Strangely, after a while, I noticed a book that was sitting on the table of the open air studio. Noone knows how it came to be there. Its cover decorated with a bouquet of flowers and a snail’s shell, it bore the title „Loin de vous ce printemps“ and even a beginner of the French language would guess the longing it entails. As it turns out it was a book by the British author Mary Westmacott, better known as Agatha Christie and the title a quote of a sonnet by William Shakespeare. The book unsparingly, one might even say, cruelly, tells the story of a middle-aged, rather self-content woman, who is forced to face herself for the first time in her life when she is unexpectedly held-up at a guest house in a foreign country. The truth is not easy to bear. A constellation that may not seem unfamiliar after all. The title for this project also derives from this book that alludes to so many missed opportunities and conversations:

It were poems, walks and a chance conversation that have set off many of the protagonist’s unusual train of thought. In one especially poignant scene of a non-conversation the protagonist’s husband notes:

„“Rough winds do shake the darling buds of May … but it’s October now, isn’t it?“

It was such an extraordingary thing to say that she had stared at him. Then he said: „Do you know the other one? The one about the marriage of true minds?““

Mapping Table (Where the Paths cross)
Archive and Construction Box
„La douleur d’Orphée“, 1892, Louis-Henri Foreau, at: Musée de Valence

The Poem

William Shakespeare, Sonnet 98: From you have I been absent in the spring

From you have I been absent in the spring,

When proud-pied April, dressed in all his trim,

Hath put a spirit of youth in everything,

That heavy Saturn laughed and leaped with him.

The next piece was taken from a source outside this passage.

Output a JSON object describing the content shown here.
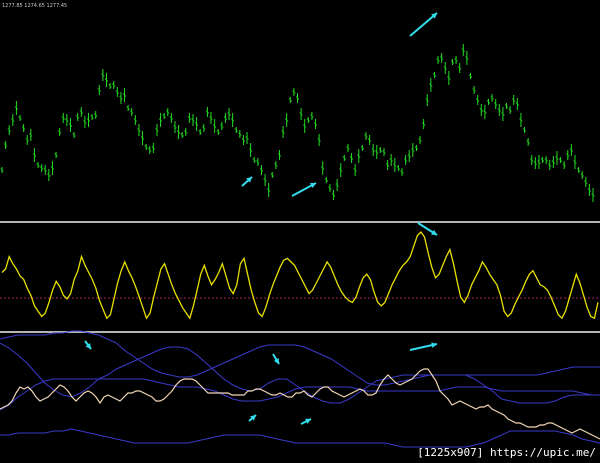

Yet nor the lays of birds, nor the sweet smell

Of different flowers in odour and in hue,

Could make me any summer’s story tell,

Or from their proud lap pluck them where they grew:

Nor did I wonder at the lily’s white,

Nor praise the deep vermilion in the rose;

They were but sweet, but figures of delight

Drawn after you, – you pattern of all those.

Yet seem’d it winter still, and, you away,

As with your shadow I with these did play.